Whichever way you feel about PUFAs vs. SFA, it's undeniable that the consumption of highly processed foods and vegetable oil has increased and the consumption of quality animal fats (grass-fed) has decreased in modern times with all the factory farming and laboratory-made foods that have polluted our food system nowadays. I don't believe that the rise of obesity that has happened at the same time is a coincidence, so I tend to think the paleo eaters are onto something.
Back to your question....
Omega 3 fats are PUFAs. Fish Oils and Flax seed contain better ratios of n6:n3, but they are all PUFAs. So, by consuming fish oil or flaxseed oil to improved your ratio, you are also increasing the total amount of PUFAs in your diet. Olive oil has mostly MUFAs, but also has PUFAs, so consuming Oil Oil also increases your total intake of PUFAs, but by less. It only really matters if you believe that PUFAs are unhealthy. Does that answer your question?
The other part of the PUFA advice from Dr. Harris was to avoid cooking with them because PUFAs become oxidized when heated and oxidized fats have been linked to atherosclerosis, impaired glucose tolerance and thyroid function. SFAs are stable and do not oxidize with heat. MUFAs are less stable than SFAs but more stable than SFAs. Dr. Harris' advice is to avoid all vegetable oils for cooking and to use Olive Oil raw sparingly (i.e. salad dressing).
The other problem with wheat....
In addition to wheat having a high amount of n6 PUFAs, wheat (and other grains and beans) contain lectins (wheat germ agglutinin) that are toxic if consumed in excess in uncooked form. Cooking destroys most but not all lectins, so sensitive people may have problems with them. Researchers estimate that about 1% of the population has celiac disease, but up to 10%-30% have non-celiac gluten sensitivity (NCGS).
It is very difficult for doctors to diagnose celiac disease and very, very difficult to diagnose NCGS because blood tests for this always come back negative and because the symptoms are so varied.
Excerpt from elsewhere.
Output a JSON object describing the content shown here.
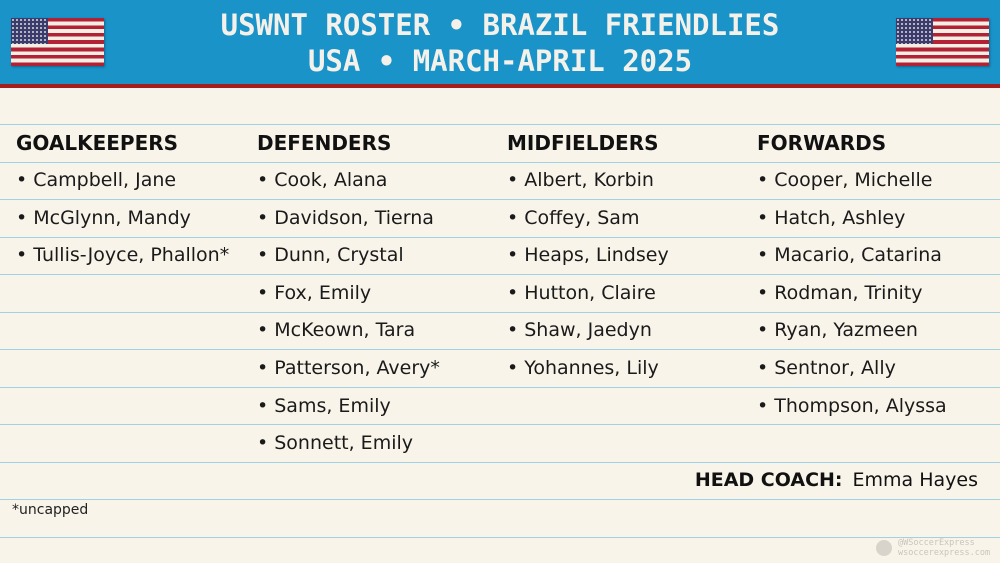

Wheat allergy tests also often come back with false negatives. The ONLY way to diagnose accurately is to eliminate wheat and/or other glutens from your diet, so Alchemist's implied criticism of self-diagnosis is mis-guided in respect to wheat and other food issues.
This is a nice summary of gluten intolerance & wheat allergies:http://gluten-intolerance-symptoms.com/#a4
Gluten intolerance is associated with weight gain and Celiac disease is very common in Type 1 diabetics. Gluten messes with insulin and leptin in sensitive individuals. Sensitivity may be more widespread than previously thought.
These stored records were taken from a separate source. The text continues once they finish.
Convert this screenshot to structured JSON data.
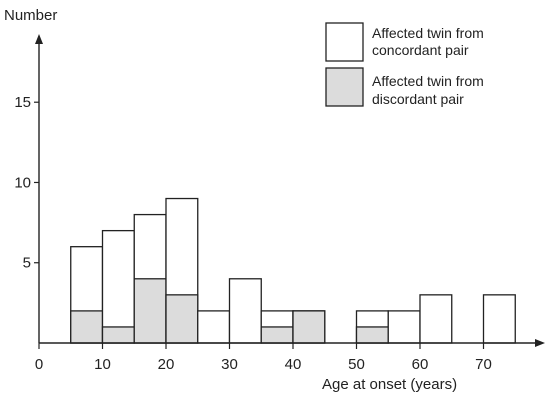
{
  "chart_data": {
    "type": "bar",
    "subtype": "stacked-histogram",
    "ylabel": "Number",
    "xlabel": "Age at onset  (years)",
    "xlim": [
      0,
      80
    ],
    "ylim": [
      0,
      19
    ],
    "xticks": [
      0,
      10,
      20,
      30,
      40,
      50,
      60,
      70
    ],
    "yticks": [
      5,
      10,
      15
    ],
    "legend_position": "top-right",
    "bin_width": 5,
    "bins": [
      {
        "start": 5,
        "end": 10,
        "concordant": 6,
        "discordant": 2
      },
      {
        "start": 10,
        "end": 15,
        "concordant": 7,
        "discordant": 1
      },
      {
        "start": 15,
        "end": 20,
        "concordant": 8,
        "discordant": 4
      },
      {
        "start": 20,
        "end": 25,
        "concordant": 9,
        "discordant": 3
      },
      {
        "start": 25,
        "end": 30,
        "concordant": 2,
        "discordant": 0
      },
      {
        "start": 30,
        "end": 35,
        "concordant": 4,
        "discordant": 0
      },
      {
        "start": 35,
        "end": 40,
        "concordant": 2,
        "discordant": 1
      },
      {
        "start": 40,
        "end": 45,
        "concordant": 2,
        "discordant": 2
      },
      {
        "start": 50,
        "end": 55,
        "concordant": 2,
        "discordant": 1
      },
      {
        "start": 55,
        "end": 60,
        "concordant": 2,
        "discordant": 0
      },
      {
        "start": 60,
        "end": 65,
        "concordant": 3,
        "discordant": 0
      },
      {
        "start": 70,
        "end": 75,
        "concordant": 3,
        "discordant": 0
      }
    ],
    "series": [
      {
        "name": "Affected twin from concordant pair",
        "color": "#ffffff"
      },
      {
        "name": "Affected twin from discordant pair",
        "color": "#dcdcdc"
      }
    ],
    "legend": [
      {
        "line1": "Affected twin from",
        "line2": "concordant pair"
      },
      {
        "line1": "Affected twin from",
        "line2": "discordant pair"
      }
    ]
  }
}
There is only one way to know for sure that you are not sensitive - and that is to drop wheat from your diet for at least 10 days and see how you feel and if you lose any weight. There is no risk or cost to dropping wheat for a short period of time and there may be some upside.
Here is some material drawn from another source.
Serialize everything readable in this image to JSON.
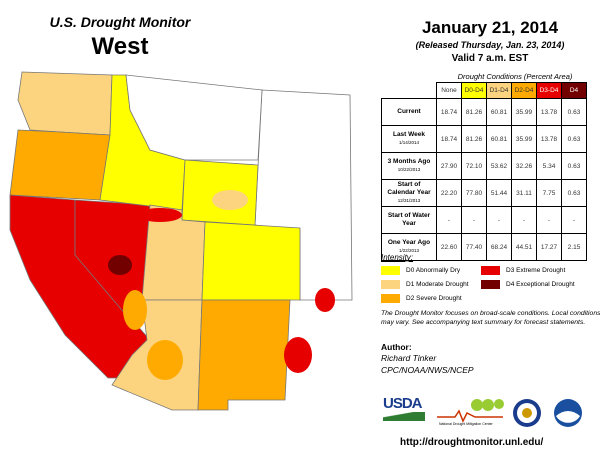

Is wheat the only cause behind obesity and other diseases of modern civilization? Probably not. Does it cause problems for some people? Definitely. Could the adverse affects of wheat consumption be more widespread than currently believed? Possibly. Does it hurt to explore non-conventional thinking on diet and nutrition? I would argue no. Over time non-conventional thinking often becomes conventional thinking.
Thanks for the good question, Pinkmug.